The detailed documentation for version v2 of CAR REST API can be found here.

/api/car/v3

• GET /api/car/v3/health: Used by Kuberenetes.
• GET /api/car/v3/health/all: Used for checking the health of underlying services.
• GET /api/car/v3/hasuraAuth: Used by Hasura service for authentication of incoming requests.
• POST /api/car/v3/query: GraphQL API
• GET /api/car/v3/resetPostgresToken: used for generating "resetPostgres" token. A generated token is valid for 1 minute.
• POST /api/car/v3/resetPostgres/?token=<token>: used for removing all CAR data and metadata from underlying PostgresQL database.
• GET /api/car/v3/clearDbToken: used for generating "clearDb" token. A generated token is valid for 1 minute.
• POST /api/car/v3/clearDb/?token=<token>: used for removing CAR data for specific account. The account is identified by authenticated user sending the request.
• GET /api/car/v3/importSchema?version=: display the ingestion json schema. The value of version could be v2 or v3.
• GET /api/car/v3/DataRetentionPolicy: get current data retention policy
• POST /api/car/v3/DataRetentionPolicy: used for setting data retention policy
• GET /api/car/v3/carSchema: get all the car schema extensions
• GET /api/car/v3/carSchema/{key}: get a car schema extension with the key
• POST /api/car/v3/carSchema: create or update a car schema extension
• DELETE /api/car/v3/carSchema/{key}: delete a car schema extension
• GET /api/car/v3/extensionSchema: display the extension JsonSchema. When adding an extension, it should be validated against the JsonSchema. The detailed documentation for version v3 of CAR REST API can be found here.

GraphQL API

The CAR service GraphQL schema is available here

An example GraphQL query request:

curl -H "Content-Type: application/json" -X POST  http://localhost:3000/api/car/v3/query -d '{"query":"query { asset(where: {name: {_eq: \"Asset1\"}}) {  risk  }}"}'

CLI

CAR service has command line interface which is not used in production scenarios but can by useful in development time or in some serviceability scenarios. To use CAR service CLI one will need to ssh into CAR service pod.
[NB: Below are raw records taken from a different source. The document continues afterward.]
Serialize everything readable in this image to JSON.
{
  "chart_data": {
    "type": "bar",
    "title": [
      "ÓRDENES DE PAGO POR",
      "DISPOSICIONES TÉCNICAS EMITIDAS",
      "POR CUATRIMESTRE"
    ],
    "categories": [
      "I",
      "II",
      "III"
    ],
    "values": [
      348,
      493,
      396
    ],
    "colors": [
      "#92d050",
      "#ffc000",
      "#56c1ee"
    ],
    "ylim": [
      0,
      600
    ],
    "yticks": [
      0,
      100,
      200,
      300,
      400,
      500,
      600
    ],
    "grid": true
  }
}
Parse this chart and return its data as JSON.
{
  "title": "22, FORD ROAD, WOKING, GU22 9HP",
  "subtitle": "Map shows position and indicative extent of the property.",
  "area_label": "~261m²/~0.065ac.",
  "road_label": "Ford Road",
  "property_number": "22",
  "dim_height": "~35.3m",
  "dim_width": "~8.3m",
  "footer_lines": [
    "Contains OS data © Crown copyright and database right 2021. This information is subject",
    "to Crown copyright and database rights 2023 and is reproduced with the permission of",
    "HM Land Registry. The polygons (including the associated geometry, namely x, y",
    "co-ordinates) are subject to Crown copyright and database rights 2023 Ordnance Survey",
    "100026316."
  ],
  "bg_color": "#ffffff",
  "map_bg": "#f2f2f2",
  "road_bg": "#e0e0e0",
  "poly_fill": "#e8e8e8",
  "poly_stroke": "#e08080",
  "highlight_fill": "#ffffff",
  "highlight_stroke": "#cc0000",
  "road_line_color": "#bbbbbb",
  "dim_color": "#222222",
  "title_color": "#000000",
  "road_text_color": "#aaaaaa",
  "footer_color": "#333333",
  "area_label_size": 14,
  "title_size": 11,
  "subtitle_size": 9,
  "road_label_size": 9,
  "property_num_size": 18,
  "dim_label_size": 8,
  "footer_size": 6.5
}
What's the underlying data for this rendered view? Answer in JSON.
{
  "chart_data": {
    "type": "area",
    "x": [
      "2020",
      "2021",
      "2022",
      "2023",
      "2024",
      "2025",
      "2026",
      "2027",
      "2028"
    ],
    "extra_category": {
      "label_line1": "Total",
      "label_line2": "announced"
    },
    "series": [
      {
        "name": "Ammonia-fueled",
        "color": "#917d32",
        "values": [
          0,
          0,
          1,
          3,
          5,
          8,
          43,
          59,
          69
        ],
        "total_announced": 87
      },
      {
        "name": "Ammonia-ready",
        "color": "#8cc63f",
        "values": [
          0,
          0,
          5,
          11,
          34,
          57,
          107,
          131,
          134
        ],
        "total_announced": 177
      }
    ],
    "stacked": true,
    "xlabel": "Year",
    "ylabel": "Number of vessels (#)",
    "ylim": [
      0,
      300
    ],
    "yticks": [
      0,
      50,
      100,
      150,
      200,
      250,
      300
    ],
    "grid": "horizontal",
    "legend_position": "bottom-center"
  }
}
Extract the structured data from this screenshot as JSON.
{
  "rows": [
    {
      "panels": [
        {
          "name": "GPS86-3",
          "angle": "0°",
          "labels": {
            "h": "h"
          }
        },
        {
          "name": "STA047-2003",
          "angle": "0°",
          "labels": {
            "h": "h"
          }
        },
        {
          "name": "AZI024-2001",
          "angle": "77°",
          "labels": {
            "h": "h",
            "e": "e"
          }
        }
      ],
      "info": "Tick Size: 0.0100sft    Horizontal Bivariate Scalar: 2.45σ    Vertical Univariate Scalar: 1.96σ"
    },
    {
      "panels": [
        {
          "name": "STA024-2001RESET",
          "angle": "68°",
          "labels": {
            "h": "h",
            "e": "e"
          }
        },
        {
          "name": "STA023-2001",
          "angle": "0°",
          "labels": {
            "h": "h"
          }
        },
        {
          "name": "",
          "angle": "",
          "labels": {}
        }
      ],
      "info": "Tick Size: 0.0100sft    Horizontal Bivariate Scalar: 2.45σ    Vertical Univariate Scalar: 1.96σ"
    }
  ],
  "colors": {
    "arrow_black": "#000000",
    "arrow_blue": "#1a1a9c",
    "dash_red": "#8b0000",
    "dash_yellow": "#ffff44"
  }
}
Here is the list of available commands:

• resetPostgres: Use this command to completely erase CAR data from underlying PostgresQL database. Do it every time after adopting new development version of CAR service.
• showCarData: This command prints out CAR system data (for example, initialized accounts).
• sqlQuery: This command can be used for running arbitrary SQL query in CAR database.
• dataTracker: This command prints out the contents of "data tracker" table for specified account. The table contains the info about main events related to account data such as descriptions of chunks of data imported into account. It can be used for investigating data ingestion issues.
• deleteAccount: This command deletes specified account from CAR database.
• diskUsage: Shows disk usage for specific account.

Examples of CLI usage:

node /opt/app-root/app/build/app.js -c resetPostgres

node /opt/app-root/app/build/app.js -c showCarData

node /opt/app-root/app/build/app.js -c dataTracker

node /opt/app-root/app/build/app.js -c sqlQuery "SELECT * FROM car.post_processing"

node /opt/app-root/app/build/app.js -c deleteAccount car_905dde6d_9728_4fd0_baa1_e1599a207a50

node /opt/app-root/app/build/app.js -c deleteAccount car_905dde6d_9728_4fd0_baa1_e1599a207a50

node /opt/app-root/app/build/app.js -c diskUsage car_905dde6d_9728_4fd0_baa1_e1599a207a50

For more info on how to use CLI when adopting new development build of CAR service refer to support/upgrading_CAR_dev_image.md

Extensibility

CAR schema extensibility is documented separately here.